There, far away, beyond sad Gondor now overwhelmed in shade, the Sun was sinking, finding at last the hem of the great slow-rolling pall of cloud, and falling in an ominous fire towards the yet unsullied Sea. The brief glow fell upon a huge sitting figure, still and solemn as the great stone kings of Argonath. The years had mocked it, and violent hands had maimed it. Its head was gone, and in its place was set in mockery a rough-hewn stone, rudely painted by savage hands in the likeness of a grinning face with one large red eye in the midst of its forehead. Upon its knees and mighty chair, and all about the pedestal, were idle scrawls mixed with the foul symbols that the maggot folk of Mordor used.

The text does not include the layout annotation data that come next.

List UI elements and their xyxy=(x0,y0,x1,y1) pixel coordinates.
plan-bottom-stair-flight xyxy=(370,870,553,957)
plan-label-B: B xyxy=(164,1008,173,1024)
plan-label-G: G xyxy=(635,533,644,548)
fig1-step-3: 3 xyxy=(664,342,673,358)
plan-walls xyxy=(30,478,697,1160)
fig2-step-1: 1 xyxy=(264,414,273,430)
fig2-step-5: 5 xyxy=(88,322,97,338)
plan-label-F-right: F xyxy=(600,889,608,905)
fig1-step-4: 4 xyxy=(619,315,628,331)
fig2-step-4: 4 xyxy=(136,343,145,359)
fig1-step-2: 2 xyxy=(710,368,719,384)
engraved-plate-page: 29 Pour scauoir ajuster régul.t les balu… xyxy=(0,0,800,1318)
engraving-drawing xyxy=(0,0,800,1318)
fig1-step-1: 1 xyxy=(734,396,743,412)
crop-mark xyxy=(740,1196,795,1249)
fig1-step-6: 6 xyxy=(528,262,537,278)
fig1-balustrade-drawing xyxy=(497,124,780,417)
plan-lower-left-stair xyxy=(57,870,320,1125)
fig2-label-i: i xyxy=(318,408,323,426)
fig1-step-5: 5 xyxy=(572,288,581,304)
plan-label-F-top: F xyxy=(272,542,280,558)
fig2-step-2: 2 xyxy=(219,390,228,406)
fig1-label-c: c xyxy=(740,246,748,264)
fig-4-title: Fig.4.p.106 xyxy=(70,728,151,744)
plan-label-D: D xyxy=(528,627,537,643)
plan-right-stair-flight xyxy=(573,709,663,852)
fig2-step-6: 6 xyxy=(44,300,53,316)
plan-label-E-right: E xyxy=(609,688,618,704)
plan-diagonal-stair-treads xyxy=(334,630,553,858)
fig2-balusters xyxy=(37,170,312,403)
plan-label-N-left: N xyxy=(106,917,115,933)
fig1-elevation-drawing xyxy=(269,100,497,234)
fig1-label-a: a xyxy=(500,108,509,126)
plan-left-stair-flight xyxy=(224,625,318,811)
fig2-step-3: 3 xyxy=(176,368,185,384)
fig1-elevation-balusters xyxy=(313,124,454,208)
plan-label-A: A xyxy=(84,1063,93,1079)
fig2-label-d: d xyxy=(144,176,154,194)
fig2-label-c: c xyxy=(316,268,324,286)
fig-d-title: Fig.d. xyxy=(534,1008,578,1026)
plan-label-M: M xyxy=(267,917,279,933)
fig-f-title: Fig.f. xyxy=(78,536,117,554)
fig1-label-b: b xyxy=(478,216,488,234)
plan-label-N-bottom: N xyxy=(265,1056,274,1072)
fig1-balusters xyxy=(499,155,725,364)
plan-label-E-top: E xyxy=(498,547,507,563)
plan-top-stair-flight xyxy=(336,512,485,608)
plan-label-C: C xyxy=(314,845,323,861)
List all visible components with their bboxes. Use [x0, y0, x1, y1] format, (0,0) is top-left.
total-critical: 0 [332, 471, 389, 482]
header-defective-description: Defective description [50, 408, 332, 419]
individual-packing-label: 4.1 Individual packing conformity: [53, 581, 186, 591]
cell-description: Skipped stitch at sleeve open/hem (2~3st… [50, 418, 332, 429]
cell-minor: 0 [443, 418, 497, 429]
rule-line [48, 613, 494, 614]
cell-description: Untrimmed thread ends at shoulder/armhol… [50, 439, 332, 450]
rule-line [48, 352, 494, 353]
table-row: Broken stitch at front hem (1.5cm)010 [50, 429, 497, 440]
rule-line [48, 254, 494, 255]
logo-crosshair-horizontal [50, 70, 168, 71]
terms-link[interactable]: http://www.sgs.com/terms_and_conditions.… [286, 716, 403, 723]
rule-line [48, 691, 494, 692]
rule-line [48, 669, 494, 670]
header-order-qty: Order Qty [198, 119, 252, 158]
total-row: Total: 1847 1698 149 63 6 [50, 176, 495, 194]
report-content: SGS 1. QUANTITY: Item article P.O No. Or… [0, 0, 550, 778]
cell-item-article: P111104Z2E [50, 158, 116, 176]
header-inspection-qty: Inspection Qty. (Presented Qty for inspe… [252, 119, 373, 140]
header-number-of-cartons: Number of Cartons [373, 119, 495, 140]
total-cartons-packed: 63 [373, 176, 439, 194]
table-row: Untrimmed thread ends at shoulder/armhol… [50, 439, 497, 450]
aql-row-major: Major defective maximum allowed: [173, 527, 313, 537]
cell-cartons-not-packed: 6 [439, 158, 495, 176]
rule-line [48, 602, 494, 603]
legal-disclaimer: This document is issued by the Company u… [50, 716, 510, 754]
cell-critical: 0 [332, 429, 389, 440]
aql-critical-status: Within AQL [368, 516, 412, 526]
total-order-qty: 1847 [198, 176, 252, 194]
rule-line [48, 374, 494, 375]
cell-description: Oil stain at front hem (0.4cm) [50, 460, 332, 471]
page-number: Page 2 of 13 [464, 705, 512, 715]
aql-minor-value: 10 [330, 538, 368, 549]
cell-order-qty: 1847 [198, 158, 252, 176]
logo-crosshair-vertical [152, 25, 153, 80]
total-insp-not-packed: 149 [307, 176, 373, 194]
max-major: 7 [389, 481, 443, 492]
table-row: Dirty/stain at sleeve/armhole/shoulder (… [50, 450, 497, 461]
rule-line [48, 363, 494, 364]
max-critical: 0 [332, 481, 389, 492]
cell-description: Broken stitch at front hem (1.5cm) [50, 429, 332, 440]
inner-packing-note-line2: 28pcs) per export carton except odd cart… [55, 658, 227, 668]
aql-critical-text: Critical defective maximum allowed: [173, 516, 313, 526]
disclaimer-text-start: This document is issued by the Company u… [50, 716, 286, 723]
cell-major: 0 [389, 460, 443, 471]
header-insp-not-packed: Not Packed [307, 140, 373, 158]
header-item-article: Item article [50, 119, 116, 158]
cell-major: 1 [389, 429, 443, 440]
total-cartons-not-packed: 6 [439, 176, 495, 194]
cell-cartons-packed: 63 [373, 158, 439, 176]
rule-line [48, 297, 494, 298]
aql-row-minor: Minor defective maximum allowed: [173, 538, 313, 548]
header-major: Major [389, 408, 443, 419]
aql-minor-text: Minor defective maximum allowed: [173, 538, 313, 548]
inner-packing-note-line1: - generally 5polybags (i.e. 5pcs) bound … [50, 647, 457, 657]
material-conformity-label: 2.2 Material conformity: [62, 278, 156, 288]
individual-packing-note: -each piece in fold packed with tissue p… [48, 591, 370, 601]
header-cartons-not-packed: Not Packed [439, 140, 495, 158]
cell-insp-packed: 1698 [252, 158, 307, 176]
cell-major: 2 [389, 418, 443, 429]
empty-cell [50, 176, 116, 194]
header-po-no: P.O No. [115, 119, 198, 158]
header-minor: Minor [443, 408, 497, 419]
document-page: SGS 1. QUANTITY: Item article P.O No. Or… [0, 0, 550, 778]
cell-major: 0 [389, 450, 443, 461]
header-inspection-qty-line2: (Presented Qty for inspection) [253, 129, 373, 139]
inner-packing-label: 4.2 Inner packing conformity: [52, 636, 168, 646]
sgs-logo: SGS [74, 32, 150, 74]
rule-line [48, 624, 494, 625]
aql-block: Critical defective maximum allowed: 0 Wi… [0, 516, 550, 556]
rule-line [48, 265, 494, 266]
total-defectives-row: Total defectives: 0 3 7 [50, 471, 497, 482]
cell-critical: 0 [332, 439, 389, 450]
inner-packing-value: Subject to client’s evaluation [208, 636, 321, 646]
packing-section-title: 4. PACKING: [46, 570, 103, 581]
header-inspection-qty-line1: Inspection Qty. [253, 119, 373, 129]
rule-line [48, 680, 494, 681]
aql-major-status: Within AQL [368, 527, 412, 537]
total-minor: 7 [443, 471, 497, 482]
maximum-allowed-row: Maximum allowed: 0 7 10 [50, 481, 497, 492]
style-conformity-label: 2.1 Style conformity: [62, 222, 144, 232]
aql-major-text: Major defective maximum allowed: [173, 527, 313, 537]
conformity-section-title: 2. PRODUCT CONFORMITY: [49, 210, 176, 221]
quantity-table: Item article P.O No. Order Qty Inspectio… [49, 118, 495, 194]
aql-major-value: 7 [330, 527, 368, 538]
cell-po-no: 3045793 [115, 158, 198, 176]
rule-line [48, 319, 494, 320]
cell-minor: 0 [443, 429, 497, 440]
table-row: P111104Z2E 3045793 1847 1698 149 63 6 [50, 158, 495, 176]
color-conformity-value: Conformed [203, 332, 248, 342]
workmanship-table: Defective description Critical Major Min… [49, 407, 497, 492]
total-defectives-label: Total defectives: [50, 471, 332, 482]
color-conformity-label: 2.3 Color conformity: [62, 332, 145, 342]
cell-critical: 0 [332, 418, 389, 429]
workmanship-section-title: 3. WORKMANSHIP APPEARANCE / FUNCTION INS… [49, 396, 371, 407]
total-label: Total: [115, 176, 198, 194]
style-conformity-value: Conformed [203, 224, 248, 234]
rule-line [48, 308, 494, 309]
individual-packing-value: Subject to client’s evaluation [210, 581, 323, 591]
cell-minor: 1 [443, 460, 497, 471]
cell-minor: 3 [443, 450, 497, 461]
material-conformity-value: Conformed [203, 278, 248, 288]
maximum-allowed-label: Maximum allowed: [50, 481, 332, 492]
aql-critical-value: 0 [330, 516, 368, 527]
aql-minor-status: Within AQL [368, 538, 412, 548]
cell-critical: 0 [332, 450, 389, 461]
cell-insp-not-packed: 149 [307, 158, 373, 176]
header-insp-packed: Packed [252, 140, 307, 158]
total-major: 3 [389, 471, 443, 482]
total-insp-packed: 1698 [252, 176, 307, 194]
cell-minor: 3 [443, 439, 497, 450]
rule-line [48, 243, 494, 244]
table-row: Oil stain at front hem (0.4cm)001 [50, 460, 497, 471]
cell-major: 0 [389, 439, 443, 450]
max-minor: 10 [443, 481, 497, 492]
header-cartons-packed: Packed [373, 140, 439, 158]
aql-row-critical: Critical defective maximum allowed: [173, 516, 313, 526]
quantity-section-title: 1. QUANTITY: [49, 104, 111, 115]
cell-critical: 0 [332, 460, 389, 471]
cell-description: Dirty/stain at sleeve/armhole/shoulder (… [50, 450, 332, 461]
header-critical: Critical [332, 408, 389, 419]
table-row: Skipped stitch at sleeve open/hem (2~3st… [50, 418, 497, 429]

Suddenly, caught by the level beams, Frodo saw the old king's head: it was lying rolled away by the roadside. 'Look, Sam!' He cried, startled into speech. 'Look! The King has got a crown again!'
The eyes were hollow and the carven beard was broken, but about the high stern forehead there was a coronel of silver and gold. A trailing plant with flowers like small white stars had bound itself across the brows as if in reverence for the fallen king, and in the crevices of his stony hair yellow stonecrop gleamed.
'They cannot conquer forever!' said Frodo. And then suddenly the brief glimpse was gone. The Sun dipped and vanished, and as if at the shuttering of a lamp, black night fell.